The list runs as long as the aisles of the massive alcohol emporium in midtown Houston, where people push around shopping carts stacked with bottled spirits. Wine lovers make regular pilgrimages here to replenish their stockpiles with cases of often obscure vintages. Spec’s stands a lucrative monument to discount booze.
And yet, its owners adamantly oppose legislation that would allow them to open on Sundays.
“We’re against it,” says Herman Key, a spokesman for the liquor store chain. “We run a family company. And we have lots of families that work for us. And we think that they should have a family day off on Sunday.”
The legislation sponsored by state Rep. Senfronia Thompson, D-Houston, would roll back one of the last Texas “blue laws” mandating that certain businesses can open only six days a week. But the proposal brings up a curious conflict in which a couple of industries actually favor regulations that ban them from doing business on Sundays.
Blue laws trace back to the colonial days of American history, basically reserving one day a week as a sabbath on which businesses closed and families presumably had a chance to rest and attend church. During the last few decades, states and municipal governments have generally abandoned most of their blue laws.
In Texas, most of those laws were repealed in 1985, but the restrictions on liquor stores and car dealers remain.
Now, oddly enough, the industries themselves are some staunchest opponents of efforts to repeal those laws.
“We have friends across the states where that’s happened,” Key says. “And they’ve found that initially they do get a bump, but over the course of a year or less it spreads their six days over seven.”
For all their protestations about taking a day off for their families, business owners in some industries also have a serious economic incentive for backing blue laws.
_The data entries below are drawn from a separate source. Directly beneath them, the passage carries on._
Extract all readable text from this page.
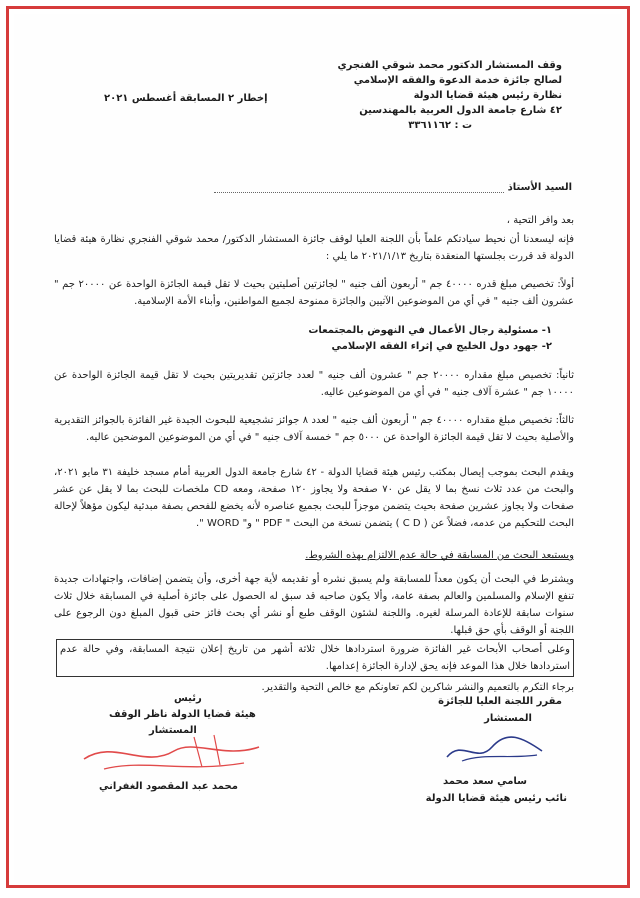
وقف المستشار الدكتور محمد شوقي الفنجري
لصالح جائزة خدمة الدعوة والفقه الإسلامي
نظارة رئيس هيئة قضايا الدولة
٤٢ شارع جامعة الدول العربية بالمهندسين
ت : ٣٣٦١١٦٢
إخطار ٢ المسابقة أغسطس ٢٠٢١
السيد الأستاذ
بعد وافر التحية ،
فإنه ليسعدنا أن نحيط سيادتكم علماً بأن اللجنة العليا لوقف جائزة المستشار الدكتور/ محمد شوقي الفنجري نظارة هيئة قضايا الدولة قد قررت بجلستها المنعقدة بتاريخ ٢٠٢١/١/١٣ ما يلي :
أولاً: تخصيص مبلغ قدره ٤٠٠٠٠ جم " أربعون ألف جنيه " لجائزتين أصليتين بحيث لا تقل قيمة الجائزة الواحدة عن ٢٠٠٠٠ جم " عشرون ألف جنيه " في أي من الموضوعين الآتيين والجائزة ممنوحة لجميع المواطنين، وأبناء الأمة الإسلامية.
١- مسئولية رجال الأعمال في النهوض بالمجتمعات
٢- جهود دول الخليج في إثراء الفقه الإسلامي
ثانياً: تخصيص مبلغ مقداره ٢٠٠٠٠ جم " عشرون ألف جنيه " لعدد جائزتين تقديريتين بحيث لا تقل قيمة الجائزة الواحدة عن ١٠٠٠٠ جم " عشرة آلاف جنيه " في أي من الموضوعين عاليه.
ثالثاً: تخصيص مبلغ مقداره ٤٠٠٠٠ جم " أربعون ألف جنيه " لعدد ٨ جوائز تشجيعية للبحوث الجيدة غير الفائزة بالجوائز التقديرية والأصلية بحيث لا تقل قيمة الجائزة الواحدة عن ٥٠٠٠ جم " خمسة آلاف جنيه " في أي من الموضوعين الموضحين عاليه.
ويقدم البحث بموجب إيصال بمكتب رئيس هيئة قضايا الدولة - ٤٢ شارع جامعة الدول العربية أمام مسجد خليفة ٣١ مايو ٢٠٢١، والبحث من عدد ثلاث نسخ بما لا يقل عن ٧٠ صفحة ولا يجاوز ١٢٠ صفحة، ومعه CD ملخصات للبحث بما لا يقل عن عشر صفحات ولا يجاوز عشرين صفحة بحيث يتضمن موجزاً للبحث بجميع عناصره لأنه يخضع للفحص بصفة مبدئية ليكون مؤهلاً لإحالة البحث للتحكيم من عدمه، فضلاً عن ( C D ) يتضمن نسخة من البحث " PDF " و" WORD ".
ويستبعد البحث من المسابقة في حالة عدم الالتزام بهذه الشروط.
ويشترط في البحث أن يكون معداً للمسابقة ولم يسبق نشره أو تقديمه لأية جهة أخرى، وأن يتضمن إضافات، واجتهادات جديدة تنفع الإسلام والمسلمين والعالم بصفة عامة، وألا يكون صاحبه قد سبق له الحصول على جائزة أصلية في المسابقة خلال ثلاث سنوات سابقة للإعادة المرسلة لغيره. واللجنة لشئون الوقف طبع أو نشر أي بحث فائز حتى قبول المبلغ دون الرجوع على اللجنة أو الوقف بأي حق قبلها.
وعلى أصحاب الأبحاث غير الفائزة ضرورة استردادها خلال ثلاثة أشهر من تاريخ إعلان نتيجة المسابقة، وفي حالة عدم استردادها خلال هذا الموعد فإنه يحق لإدارة الجائزة إعدامها.
برجاء التكرم بالتعميم والنشر شاكرين لكم تعاونكم مع خالص التحية والتقدير.
مقرر اللجنة العليا للجائزة
المستشار
سامي سعد محمد
نائب رئيس هيئة قضايا الدولة
رئيس
هيئة قضايا الدولة ناظر الوقف
المستشار
محمد عبد المقصود الغفراني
Customers won’t buy more cars just because car dealers are open every day of the week. Neither will most hard liquor drinkers buy more bourbon or scotch just because the liquor stores are open Sundays.
Indeed, while the Texas Legislative Budget Board in 2011 estimated changing the law could generate roughly $3.7-million in new tax revenue each year, Texas Comptroller Susan Combs said it wouldn’t raise much money.
But supporters of the repeal aren’t pitching it as a money-maker.
“It’s a safety issue, it’s a pro-consumer issue and it’s a free enterprise issue,” Thompson says. “Most people are shopping on Sunday and that’s the biggest shopping day there is.”
Thompson argues that allowing bars to sell liquor by the drink but banning retailers from selling liquor by the bottle makes no sense.
“People who drink alcohol spirits on a Sunday can only go to a restaurant or a bar,” she argues. “And you can’t say, ‘By the way, give me a couple to go home.’ I want to make sure that those persons are able to carry alcohol home and not worry about getting behind that steering wheel.”
Nonetheless, the legislation’s fate is unclear. A similar bill backed by state Sen. Rodney Ellis, D-Houston, died in the last session of the Texas Legislature.